Authors: Daowan Peng, Wei Wei, Xian-Ling Mao, Yuanyuan Fu, Dangyang Chen

IJCAI 2023 | Conference PDF | Archive PDF | Plain Text | LLM Run Details

Reproducibility Variable Result LLM Response
Research Type Experimental This paper attempts to provide new insights into the influence of language modality on VQA performance from an empirical study perspective. To achieve this, we conducted a series of experiments on six models. The results of these experiments revealed that...
Researcher Affiliation Collaboration 1Cognitive Computing and Intelligent Information Processing (CCIIP) Laboratory, School of Computer Science and Technology, Huazhong University of Science and Technology 2Joint Laboratory of HUST and Pingan Property & Casualty Research (HPL) 3Department of Computer Science and Technology, Beijing Institute of Technology 4Ping An Property & Casualty Insurance Company of China, Ltd
Pseudocode No No pseudocode or algorithm blocks are explicitly presented in the paper.
Open Source Code No The paper does not contain any explicit statement about releasing its own source code or provide a link to a code repository.

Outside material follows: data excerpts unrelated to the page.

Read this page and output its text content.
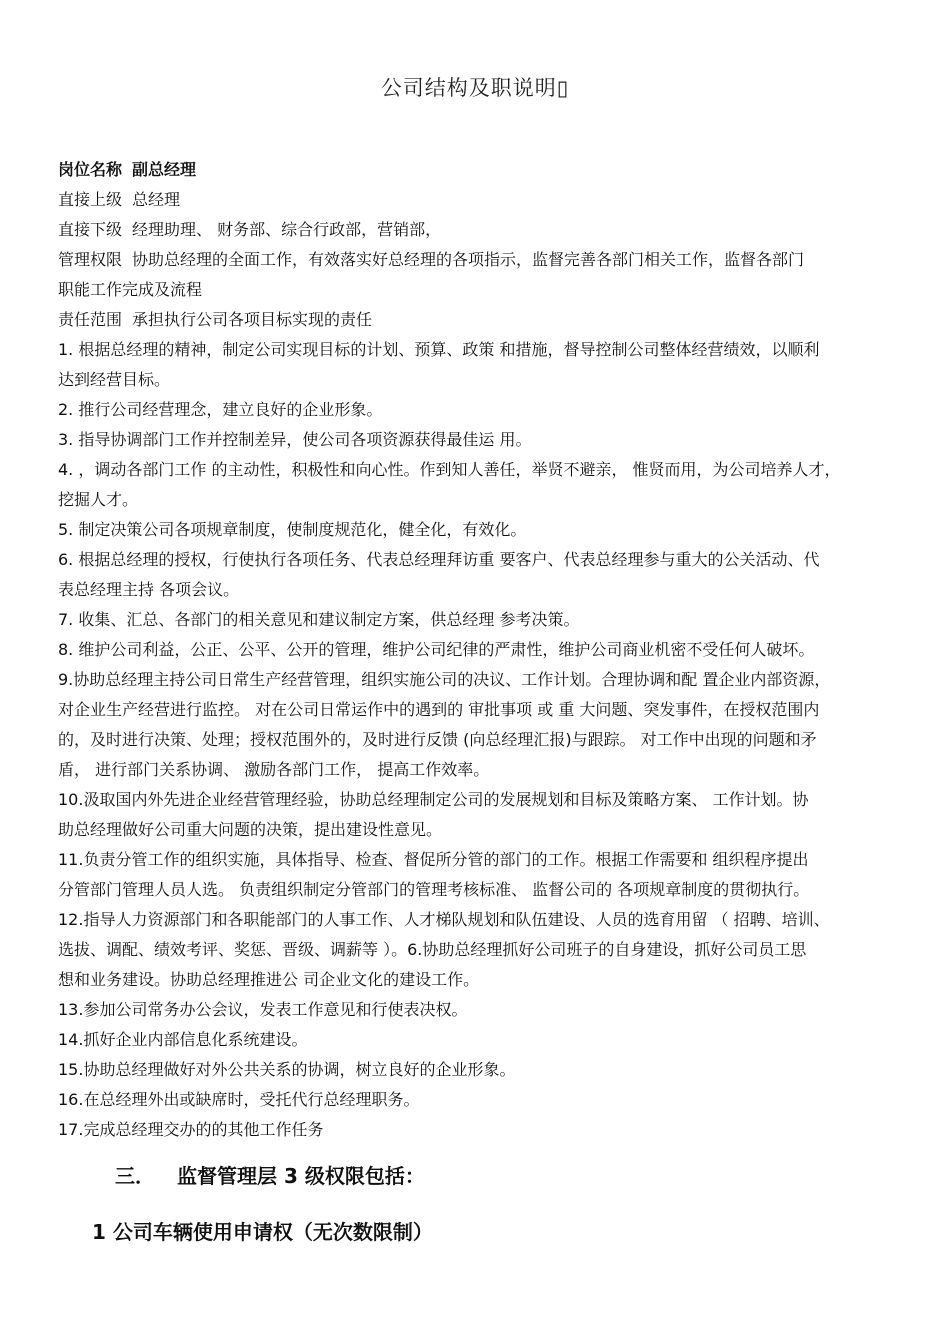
公司结构及职说明▯
岗位名称 副总经理
直接上级 总经理
直接下级 经理助理、 财务部、综合行政部，营销部，
管理权限 协助总经理的全面工作，有效落实好总经理的各项指示，监督完善各部门相关工作，监督各部门
职能工作完成及流程
责任范围 承担执行公司各项目标实现的责任
1. 根据总经理的精神，制定公司实现目标的计划、预算、政策 和措施，督导控制公司整体经营绩效，以顺利
达到经营目标。
2. 推行公司经营理念，建立良好的企业形象。
3. 指导协调部门工作并控制差异，使公司各项资源获得最佳运 用。
4. ，调动各部门工作 的主动性，积极性和向心性。作到知人善任，举贤不避亲， 惟贤而用，为公司培养人才，
挖掘人才。
5. 制定决策公司各项规章制度，使制度规范化，健全化，有效化。
6. 根据总经理的授权，行使执行各项任务、代表总经理拜访重 要客户、代表总经理参与重大的公关活动、代
表总经理主持 各项会议。
7. 收集、汇总、各部门的相关意见和建议制定方案，供总经理 参考决策。
8. 维护公司利益，公正、公平、公开的管理，维护公司纪律的严肃性，维护公司商业机密不受任何人破坏。
9.协助总经理主持公司日常生产经营管理，组织实施公司的决议、工作计划。合理协调和配 置企业内部资源，
对企业生产经营进行监控。 对在公司日常运作中的遇到的 审批事项 或 重 大问题、突发事件，在授权范围内
的，及时进行决策、处理；授权范围外的，及时进行反馈 (向总经理汇报)与跟踪。 对工作中出现的问题和矛
盾， 进行部门关系协调、 激励各部门工作， 提高工作效率。
10.汲取国内外先进企业经营管理经验，协助总经理制定公司的发展规划和目标及策略方案、 工作计划。协
助总经理做好公司重大问题的决策，提出建设性意见。
11.负责分管工作的组织实施，具体指导、检查、督促所分管的部门的工作。根据工作需要和 组织程序提出
分管部门管理人员人选。 负责组织制定分管部门的管理考核标准、 监督公司的 各项规章制度的贯彻执行。
12.指导人力资源部门和各职能部门的人事工作、人才梯队规划和队伍建设、人员的选育用留 （ 招聘、培训、
选拔、调配、绩效考评、奖惩、晋级、调薪等 ）。6.协助总经理抓好公司班子的自身建设，抓好公司员工思
想和业务建设。协助总经理推进公 司企业文化的建设工作。
13.参加公司常务办公会议，发表工作意见和行使表决权。
14.抓好企业内部信息化系统建设。
15.协助总经理做好对外公共关系的协调，树立良好的企业形象。
16.在总经理外出或缺席时，受托代行总经理职务。
17.完成总经理交办的的其他工作任务
三． 监督管理层 3 级权限包括：
1 公司车辆使用申请权（无次数限制）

Open Datasets Yes Dataset: We selected the widely-used VQAv2 benchmark [Goyal et al., 2017] and its OOD benchmark, VQA-CPv2 [Agrawal et al., 2018].

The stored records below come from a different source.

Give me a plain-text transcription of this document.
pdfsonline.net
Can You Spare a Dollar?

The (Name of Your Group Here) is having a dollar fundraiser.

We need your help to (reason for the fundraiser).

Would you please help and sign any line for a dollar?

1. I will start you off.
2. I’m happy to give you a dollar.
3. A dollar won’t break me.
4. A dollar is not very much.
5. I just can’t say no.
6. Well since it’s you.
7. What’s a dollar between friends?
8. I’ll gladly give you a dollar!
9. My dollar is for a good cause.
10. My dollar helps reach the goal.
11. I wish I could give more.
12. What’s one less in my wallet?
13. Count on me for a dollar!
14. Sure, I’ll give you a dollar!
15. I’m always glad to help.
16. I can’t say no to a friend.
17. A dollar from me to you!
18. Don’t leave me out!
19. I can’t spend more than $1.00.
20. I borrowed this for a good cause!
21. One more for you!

Dataset Splits Yes The results on the VQAv2 validation split demonstrate that all models experience varying degrees of performance degradation when evaluated on variant questions.
Hardware Specification No No specific hardware (e.g., GPU models, CPU types, or cloud instances with specs) used for running experiments is mentioned in the paper.

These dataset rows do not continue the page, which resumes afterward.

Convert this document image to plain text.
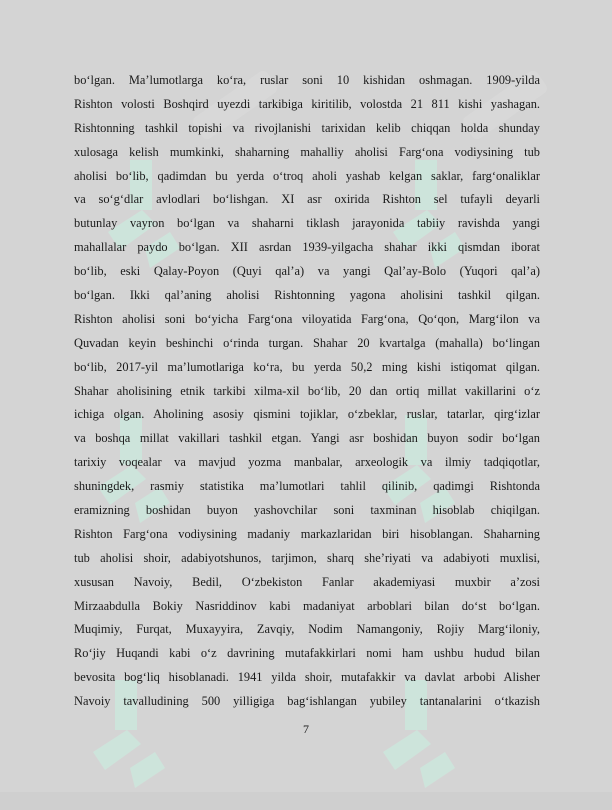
bo‘lgan. Ma’lumotlarga ko‘ra, ruslar soni 10 kishidan oshmagan. 1909-yilda
Rishton volosti Boshqird uyezdi tarkibiga kiritilib, volostda 21 811 kishi yashagan.
Rishtonning tashkil topishi va rivojlanishi tarixidan kelib chiqqan holda shunday
xulosaga kelish mumkinki, shaharning mahalliy aholisi Farg‘ona vodiysining tub
aholisi bo‘lib, qadimdan bu yerda o‘troq aholi yashab kelgan saklar, farg‘onaliklar
va so‘g‘dlar avlodlari bo‘lishgan. XI asr oxirida Rishton sel tufayli deyarli
butunlay vayron bo‘lgan va shaharni tiklash jarayonida tabiiy ravishda yangi
mahallalar paydo bo‘lgan. XII asrdan 1939-yilgacha shahar ikki qismdan iborat
bo‘lib, eski Qalay-Poyon (Quyi qal’a) va yangi Qal’ay-Bolo (Yuqori qal’a)
bo‘lgan. Ikki qal’aning aholisi Rishtonning yagona aholisini tashkil qilgan.
Rishton aholisi soni bo‘yicha Farg‘ona viloyatida Farg‘ona, Qo‘qon, Marg‘ilon va
Quvadan keyin beshinchi o‘rinda turgan. Shahar 20 kvartalga (mahalla) bo‘lingan
bo‘lib, 2017-yil ma’lumotlariga ko‘ra, bu yerda 50,2 ming kishi istiqomat qilgan.
Shahar aholisining etnik tarkibi xilma-xil bo‘lib, 20 dan ortiq millat vakillarini o‘z
ichiga olgan. Aholining asosiy qismini tojiklar, o‘zbeklar, ruslar, tatarlar, qirg‘izlar
va boshqa millat vakillari tashkil etgan. Yangi asr boshidan buyon sodir bo‘lgan
tarixiy voqealar va mavjud yozma manbalar, arxeologik va ilmiy tadqiqotlar,
shuningdek, rasmiy statistika ma’lumotlari tahlil qilinib, qadimgi Rishtonda
eramizning boshidan buyon yashovchilar soni taxminan hisoblab chiqilgan.
Rishton Farg‘ona vodiysining madaniy markazlaridan biri hisoblangan. Shaharning
tub aholisi shoir, adabiyotshunos, tarjimon, sharq she’riyati va adabiyoti muxlisi,
xususan Navoiy, Bedil, O‘zbekiston Fanlar akademiyasi muxbir a’zosi
Mirzaabdulla Bokiy Nasriddinov kabi madaniyat arboblari bilan do‘st bo‘lgan.
Muqimiy, Furqat, Muxayyira, Zavqiy, Nodim Namangoniy, Rojiy Marg‘iloniy,
Ro‘jiy Huqandi kabi o‘z davrining mutafakkirlari nomi ham ushbu hudud bilan
bevosita bog‘liq hisoblanadi. 1941 yilda shoir, mutafakkir va davlat arbobi Alisher
Navoiy tavalludining 500 yilligiga bag‘ishlangan yubiley tantanalarini o‘tkazish
7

Software Dependencies No The paper mentions software components like BERT, LSTM, or GRU, but does not specify their version numbers or other ancillary software dependencies required for replication.
Experiment Setup Yes Regarding the implementation details in the training process, we adhere to the experimental settings of the open-source codes and do not modify other parameters such as learning rate, batch size, or optimizer.